INTRODUCTION
Software defect prediction is an important technology to provide evidences for helping people make decisions on when to deploy software system and how to allocate testing resource more effectively. Thus, software prediction is craved by many organizations.
There are a great number of prediction models proposed by the current studies.
Most of the existing models are based on the size and complexity metrics of
programs. Some models use program metrics as one important dimension of predictors
while some others predict defects entirely based on program metrics. However,
just as Fenton states that, the existing models are incapable of predicting
defects accurately using size and complexity metrics alone (Fenton
and Neil, 1999). Though many studies demonstrate that there are strong correlations
between program metrics and defect rates, some empirical evidences show that
program metrics have no predictive power with respect to defect rate (Van
der Meulen and Revilla, 2007). How much the program metrics can account
for defect rate is still controversial and extremely lack of experimental evidences.

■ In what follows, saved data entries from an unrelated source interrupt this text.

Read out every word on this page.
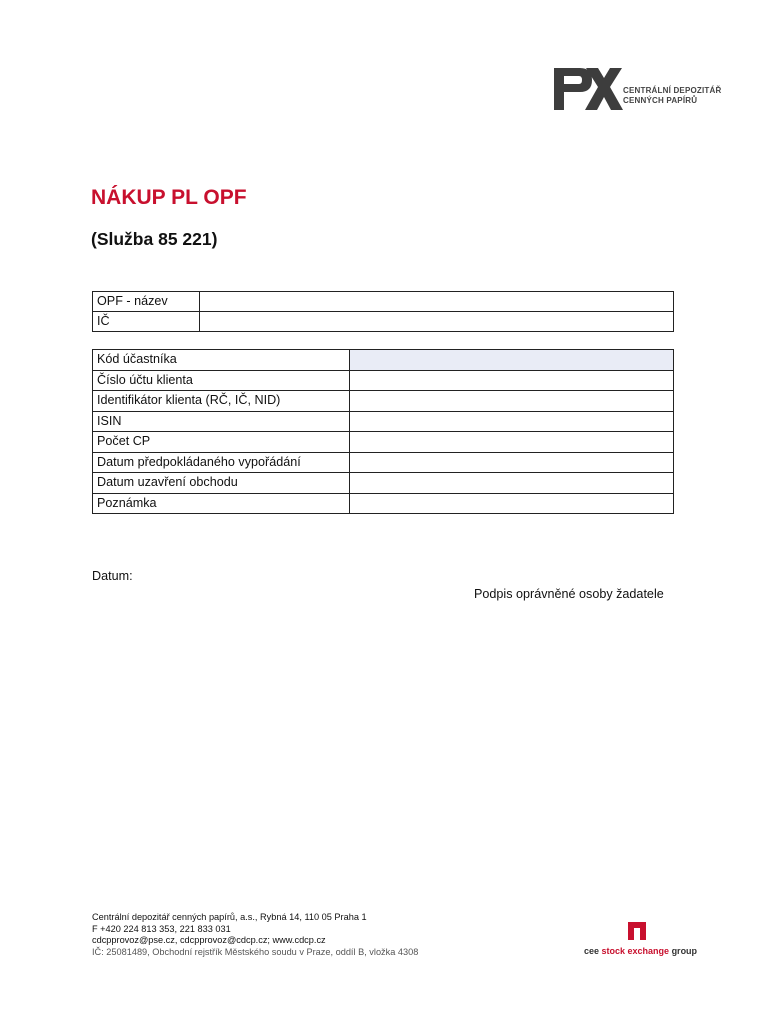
CENTRÁLNÍ DEPOZITÁŘ
CENNÝCH PAPÍRŮ
NÁKUP PL OPF
(Služba 85 221)
OPF - název	
IČ	
Kód účastníka	
Číslo účtu klienta	
Identifikátor klienta (RČ, IČ, NID)	
ISIN	
Počet CP	
Datum předpokládaného vypořádání	
Datum uzavření obchodu	
Poznámka	
Datum:
Podpis oprávněné osoby žadatele
Centrální depozitář cenných papírů, a.s., Rybná 14, 110 05 Praha 1
F +420 224 813 353, 221 833 031
cdcpprovoz@pse.cz, cdcpprovoz@cdcp.cz; www.cdcp.cz
IČ: 25081489, Obchodní rejstřík Městského soudu v Praze, oddíl B, vložka 4308	cee stock exchange group
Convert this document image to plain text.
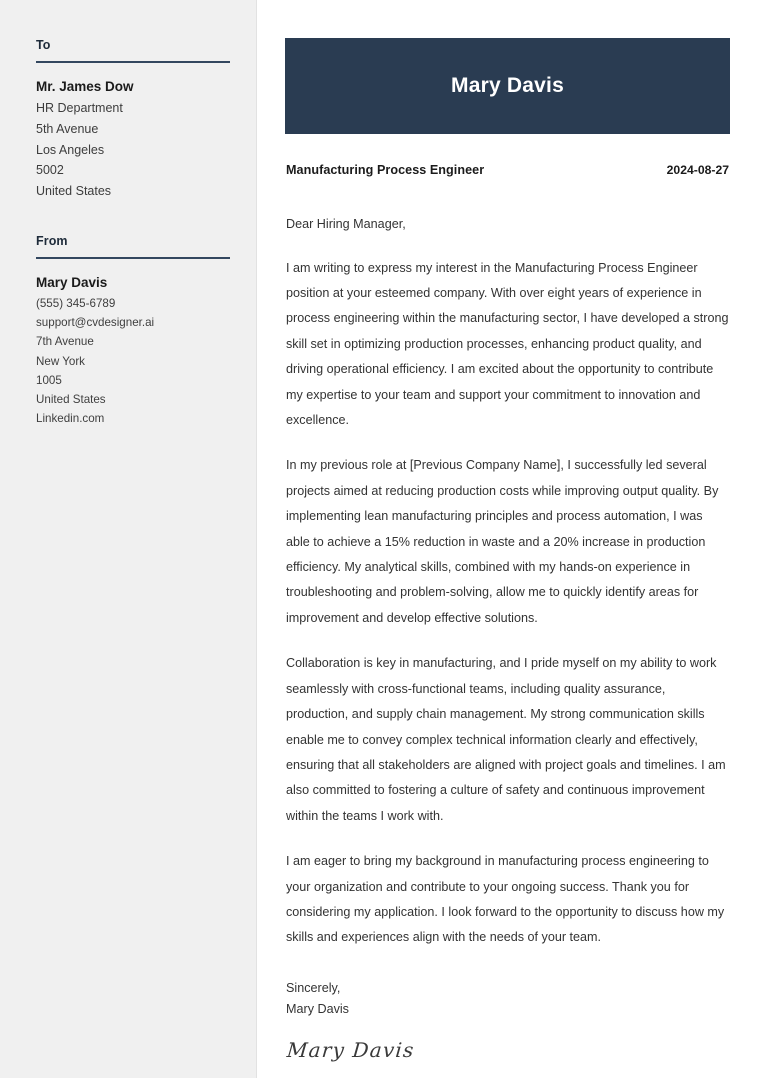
To
Mr. James Dow
HR Department
5th Avenue
Los Angeles
5002
United States
From
Mary Davis
(555) 345-6789
support@cvdesigner.ai
7th Avenue
New York
1005
United States
Linkedin.com
Mary Davis
Manufacturing Process Engineer	2024-08-27
Dear Hiring Manager,

I am writing to express my interest in the Manufacturing Process Engineer position at your esteemed company. With over eight years of experience in process engineering within the manufacturing sector, I have developed a strong skill set in optimizing production processes, enhancing product quality, and driving operational efficiency. I am excited about the opportunity to contribute my expertise to your team and support your commitment to innovation and excellence.

In my previous role at [Previous Company Name], I successfully led several projects aimed at reducing production costs while improving output quality. By implementing lean manufacturing principles and process automation, I was able to achieve a 15% reduction in waste and a 20% increase in production efficiency. My analytical skills, combined with my hands-on experience in troubleshooting and problem-solving, allow me to quickly identify areas for improvement and develop effective solutions.

Collaboration is key in manufacturing, and I pride myself on my ability to work seamlessly with cross-functional teams, including quality assurance, production, and supply chain management. My strong communication skills enable me to convey complex technical information clearly and effectively, ensuring that all stakeholders are aligned with project goals and timelines. I am also committed to fostering a culture of safety and continuous improvement within the teams I work with.

I am eager to bring my background in manufacturing process engineering to your organization and contribute to your ongoing success. Thank you for considering my application. I look forward to the opportunity to discuss how my skills and experiences align with the needs of your team.

Sincerely,
Mary Davis
Mary Davis
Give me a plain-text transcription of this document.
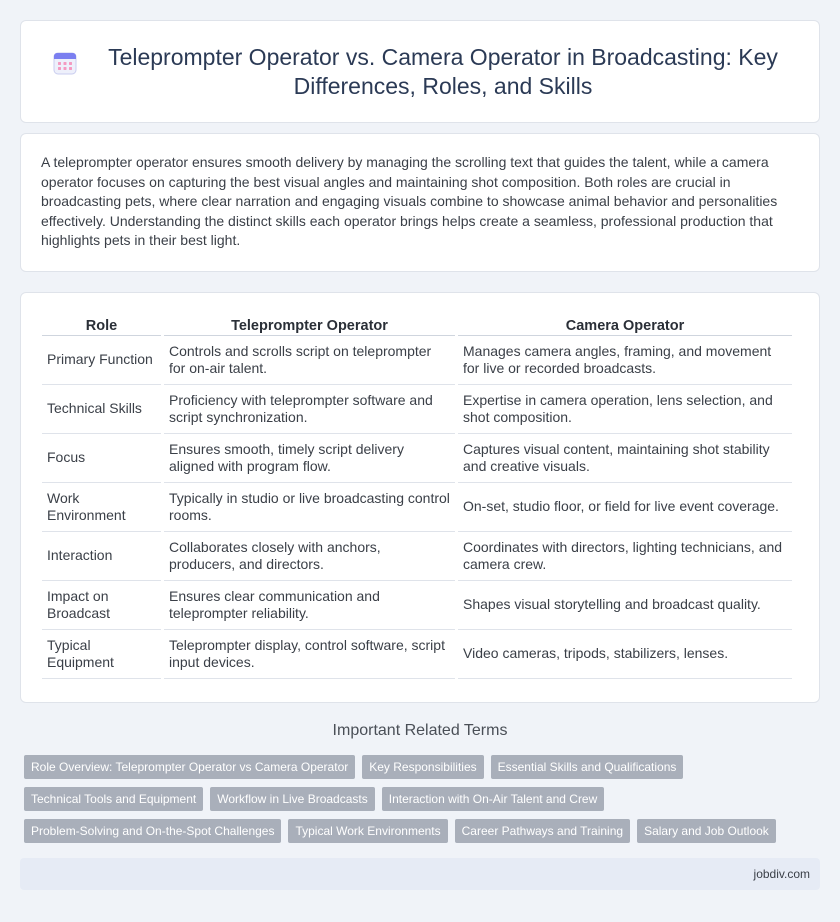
Teleprompter Operator vs. Camera Operator in Broadcasting: Key Differences, Roles, and Skills

A teleprompter operator ensures smooth delivery by managing the scrolling text that guides the talent, while a camera operator focuses on capturing the best visual angles and maintaining shot composition. Both roles are crucial in broadcasting pets, where clear narration and engaging visuals combine to showcase animal behavior and personalities effectively. Understanding the distinct skills each operator brings helps create a seamless, professional production that highlights pets in their best light.

Role	Teleprompter Operator	Camera Operator
Primary Function	Controls and scrolls script on teleprompter for on-air talent.	Manages camera angles, framing, and movement for live or recorded broadcasts.
Technical Skills	Proficiency with teleprompter software and script synchronization.	Expertise in camera operation, lens selection, and shot composition.
Focus	Ensures smooth, timely script delivery aligned with program flow.	Captures visual content, maintaining shot stability and creative visuals.
Work Environment	Typically in studio or live broadcasting control rooms.	On-set, studio floor, or field for live event coverage.
Interaction	Collaborates closely with anchors, producers, and directors.	Coordinates with directors, lighting technicians, and camera crew.
Impact on Broadcast	Ensures clear communication and teleprompter reliability.	Shapes visual storytelling and broadcast quality.
Typical Equipment	Teleprompter display, control software, script input devices.	Video cameras, tripods, stabilizers, lenses.
Important Related Terms
Role Overview: Teleprompter Operator vs Camera Operator	Key Responsibilities	Essential Skills and Qualifications
Technical Tools and Equipment	Workflow in Live Broadcasts	Interaction with On-Air Talent and Crew
Problem-Solving and On-the-Spot Challenges	Typical Work Environments	Career Pathways and Training	Salary and Job Outlook
jobdiv.com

One critical problem confronts researcher is how to isolate other factors that
affect defect rates from program metrics. As is known to all, programming is
a knowledge-intensive activity. The human factors and the context of task influence
defect rates a lot (Adelson and Soloway, 1985; Detienne,
2002; Reason, 1990; Visser and
Hoc, 1990). Meanwhile, the complexity of task is always correlated to program
complexity. If the tasks are different and the programmers are at different
expertise levels, the corresponding programs are incomparable from a scientific
rigorous viewpoint. It is hard to draw any scientific conclusion on how much
program metrics correlate to defect rates.

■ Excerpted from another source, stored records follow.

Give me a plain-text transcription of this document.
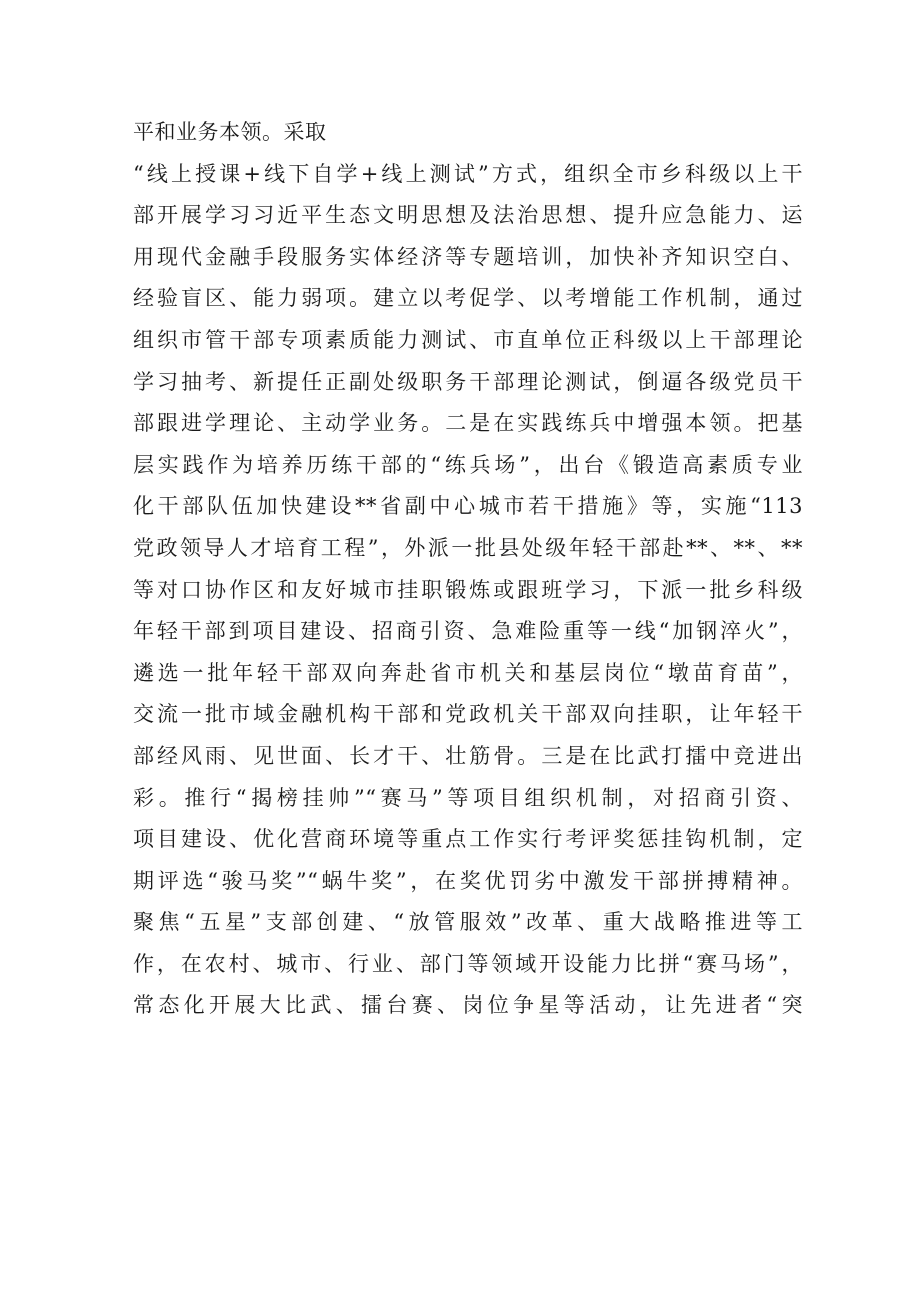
平和业务本领。采取
“线上授课+线下自学+线上测试”方式，组织全市乡科级以上干
部开展学习习近平生态文明思想及法治思想、提升应急能力、运
用现代金融手段服务实体经济等专题培训，加快补齐知识空白、
经验盲区、能力弱项。建立以考促学、以考增能工作机制，通过
组织市管干部专项素质能力测试、市直单位正科级以上干部理论
学习抽考、新提任正副处级职务干部理论测试，倒逼各级党员干
部跟进学理论、主动学业务。二是在实践练兵中增强本领。把基
层实践作为培养历练干部的“练兵场”，出台《锻造高素质专业
化干部队伍加快建设**省副中心城市若干措施》等，实施“113
党政领导人才培育工程”，外派一批县处级年轻干部赴**、**、**
等对口协作区和友好城市挂职锻炼或跟班学习，下派一批乡科级
年轻干部到项目建设、招商引资、急难险重等一线“加钢淬火”，
遴选一批年轻干部双向奔赴省市机关和基层岗位“墩苗育苗”，
交流一批市域金融机构干部和党政机关干部双向挂职，让年轻干
部经风雨、见世面、长才干、壮筋骨。三是在比武打擂中竞进出
彩。推行“揭榜挂帅”“赛马”等项目组织机制，对招商引资、
项目建设、优化营商环境等重点工作实行考评奖惩挂钩机制，定
期评选“骏马奖”“蜗牛奖”，在奖优罚劣中激发干部拼搏精神。
聚焦“五星”支部创建、“放管服效”改革、重大战略推进等工
作，在农村、城市、行业、部门等领域开设能力比拼“赛马场”，
常态化开展大比武、擂台赛、岗位争星等活动，让先进者“突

To address the problem, a controlled experiment is designed to minimize the effects of task and individual expertise which provides an opportunity to study the correlations between program metrics and defect rate more precisely.
RELATED RESEARCH
There are mainly two groups of program metrics involved in defect prediction which are size and complexity. The size describes the static elements that constitute a program while the complexity represents the structural characteristics of a program.

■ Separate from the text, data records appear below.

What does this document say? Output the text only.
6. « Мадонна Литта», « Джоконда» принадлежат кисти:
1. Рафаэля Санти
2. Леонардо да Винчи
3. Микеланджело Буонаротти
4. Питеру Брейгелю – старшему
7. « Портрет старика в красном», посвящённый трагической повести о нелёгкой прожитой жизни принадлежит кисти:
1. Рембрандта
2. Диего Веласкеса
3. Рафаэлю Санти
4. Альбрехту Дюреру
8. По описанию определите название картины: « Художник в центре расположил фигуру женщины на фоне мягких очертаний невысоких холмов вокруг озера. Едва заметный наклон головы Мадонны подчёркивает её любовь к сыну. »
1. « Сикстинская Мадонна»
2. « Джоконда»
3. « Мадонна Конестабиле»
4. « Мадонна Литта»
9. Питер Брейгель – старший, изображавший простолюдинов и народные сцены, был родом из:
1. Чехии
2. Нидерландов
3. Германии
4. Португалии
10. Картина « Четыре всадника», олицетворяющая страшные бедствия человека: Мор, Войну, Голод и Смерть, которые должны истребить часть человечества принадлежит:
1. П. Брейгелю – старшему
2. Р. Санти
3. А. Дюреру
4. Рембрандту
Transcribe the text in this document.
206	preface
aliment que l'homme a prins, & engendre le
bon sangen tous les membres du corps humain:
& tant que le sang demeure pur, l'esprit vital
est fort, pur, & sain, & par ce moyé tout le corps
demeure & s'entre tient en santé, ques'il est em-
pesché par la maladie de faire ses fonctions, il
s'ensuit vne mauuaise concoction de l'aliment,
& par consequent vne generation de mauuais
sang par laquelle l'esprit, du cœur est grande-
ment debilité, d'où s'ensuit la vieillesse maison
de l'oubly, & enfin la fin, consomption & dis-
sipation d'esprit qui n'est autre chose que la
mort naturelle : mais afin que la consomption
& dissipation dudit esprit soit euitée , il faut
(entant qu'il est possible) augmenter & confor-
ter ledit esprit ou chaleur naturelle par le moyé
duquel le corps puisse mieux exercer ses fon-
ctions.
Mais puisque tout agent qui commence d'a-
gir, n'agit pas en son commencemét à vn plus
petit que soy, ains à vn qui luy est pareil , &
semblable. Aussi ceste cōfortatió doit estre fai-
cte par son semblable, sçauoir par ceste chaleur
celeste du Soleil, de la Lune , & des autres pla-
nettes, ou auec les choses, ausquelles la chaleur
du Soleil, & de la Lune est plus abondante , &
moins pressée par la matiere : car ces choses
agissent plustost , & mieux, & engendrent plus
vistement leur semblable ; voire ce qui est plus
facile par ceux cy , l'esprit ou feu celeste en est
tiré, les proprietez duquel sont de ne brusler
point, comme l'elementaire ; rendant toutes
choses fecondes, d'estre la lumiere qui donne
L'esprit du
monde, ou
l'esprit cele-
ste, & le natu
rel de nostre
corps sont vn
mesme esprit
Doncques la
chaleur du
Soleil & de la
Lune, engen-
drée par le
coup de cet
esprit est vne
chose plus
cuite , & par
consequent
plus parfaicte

Size metrics: Lines of Code (LOC), lines of executable code, Halstead
volume, are widely used as size metrics in existing models, to predict program
defects. Most models assume that larger modules have higher defect densities.
However, the controversial phenomenon is confirmed that larger modules can have
lower levels of defect density (Karl-Heinrich and Paulish,
1993). Hatton (1997) introduce working memory theories
to explain this phenomenon. He holds the view that only those components that
fit best into human short-term memory cache seem to use it effectively, thereby
producing the lowest fault densities. Bigger and smaller average component sizes
appear to degrade reliability.
Recently, in realization that the task affects program size, the use of Albrecht
Function Points (FPs) becomes widespread (Fenton et
al., 2008). In this study, the task is the same for all the subjects.
Therefore, the function points are the same for all the subjects. Meanwhile,
defect rate is defined as the defect number per function point. When the function
points are the same for all subjects, the difference of defect rates between
individuals are equivalent to the differences of defect numbers. Thus, in this
study, the defect number can be used to represent defect rate. This study aims
to investigate the correlations between Executable Line, Halstead Volume and
defect number.
Complexity metrics: Researchers have realized that size-based metrics
alone are poor general predictors of defect density, complexity metrics are
introduced in defect prediction models. McCabes Cyclomatic Complexity
(McCabe, 1976) has been used in many studies (Kitchenham
et al., 1990; Khoshgoftaar et al., 1990).
Nesting depth is also found to be one of the most important dimensions that
account for defect variability (Neil, 1990).
As the task is fixed for all the individuals, the Numbers of Procedures for different programs are comparable. Number of Procedures should be a good metric to reflect the granularity of the program structure. The same situation is applied to number of loops which can be obtained from the automatic tool. Therefore, the number of loops is also included as one of the metrics in this study.
To sum up, in this study, the programs will be measured by the following software metrics: Lines of Executable Code (LOC), the Halstead Volume (Volume), McCabes Cyclomatic Complexity (CC), Nest Depth, Number of Procedures and Number of loops.
EXPERIMENT DESIGN
Background: The programming contest of Beihang University (BUAA-ICPC)
is an annual programming contest which has been held for 7 years by 2011. The
original purpose of the contest is to select candidates to participate in the
Asian Qualifying of ACM International Collegiate Programming Contest (ACM-ICPC).
Therefore, the procedure, the task specification styles and the Online Judge
System involved in the contest are similar to those used in ACM-ICPC. The subjects
and the data were obtained from the 7th BUAA-ICPC. The contest score was given
out in real-time by the Online Judge System.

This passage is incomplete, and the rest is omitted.